L'art de la vie quotidienne: the art of everyday life subject matter can be varied and has been over the centuries, from milkmaids in the 17th century, fleeting glimpses into family life, to busy community everyday occurrences. It is a theme that has evolved over many years. Marcel Duchamp made art from a ceramic urinal and found objects such as soup cans immortalized by Andy Warhol. Mattresses use, and emotional exploration of their pleasure have been explored by Sarah Lucas and Dame Tracey Emin.
The genre's contemporary expansion and development can be traced back to village fairs and taverns in the 17th century. We can’t wait to see your response to THE SUSSEX 2025 theme.
We have moved the annual exhibition to November to better fit into our yearly program of exhibitions and showcases around the county.

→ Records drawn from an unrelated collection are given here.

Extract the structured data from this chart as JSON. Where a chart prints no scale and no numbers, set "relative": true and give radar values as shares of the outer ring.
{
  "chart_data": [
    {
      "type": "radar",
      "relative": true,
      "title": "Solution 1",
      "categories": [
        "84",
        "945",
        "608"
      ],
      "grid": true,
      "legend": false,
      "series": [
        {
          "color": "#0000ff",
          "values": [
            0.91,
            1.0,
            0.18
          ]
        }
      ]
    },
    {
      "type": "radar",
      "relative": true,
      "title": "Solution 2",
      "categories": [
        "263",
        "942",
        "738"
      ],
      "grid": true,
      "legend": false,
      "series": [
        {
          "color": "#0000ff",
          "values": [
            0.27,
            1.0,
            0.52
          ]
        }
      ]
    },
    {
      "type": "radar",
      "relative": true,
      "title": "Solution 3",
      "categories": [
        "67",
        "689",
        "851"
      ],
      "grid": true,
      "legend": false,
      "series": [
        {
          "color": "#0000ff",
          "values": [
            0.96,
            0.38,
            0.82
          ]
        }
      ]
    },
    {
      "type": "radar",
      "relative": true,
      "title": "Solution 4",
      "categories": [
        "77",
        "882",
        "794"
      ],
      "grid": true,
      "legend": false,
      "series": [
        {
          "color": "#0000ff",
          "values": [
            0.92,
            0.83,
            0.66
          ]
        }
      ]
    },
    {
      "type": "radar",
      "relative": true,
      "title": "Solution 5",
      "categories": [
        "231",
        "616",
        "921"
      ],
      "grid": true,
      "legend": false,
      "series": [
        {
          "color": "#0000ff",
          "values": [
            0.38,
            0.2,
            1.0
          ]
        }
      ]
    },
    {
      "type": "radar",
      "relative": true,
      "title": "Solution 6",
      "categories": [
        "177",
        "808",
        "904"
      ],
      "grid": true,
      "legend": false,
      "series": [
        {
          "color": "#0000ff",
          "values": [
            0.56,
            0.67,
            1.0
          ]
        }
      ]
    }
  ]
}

After two years of challenges with mail (hawks), we have moved the submission process to our website. After you have completed the submission form and paid for your submission, a link to submit your artwork image will be sent out separately via email.
We love you like jelly tots and listen to and hear your frustrations.
The number of entries is capped at 2500, and once they have sold, there will be no last-minute entries. Once you've filled in the form and purchased your entry/ies, you will be sent a link to the upload site. Make sure you upload your artwork image by the 31st of August 2025 at 23.59. We will send reminders and prompts.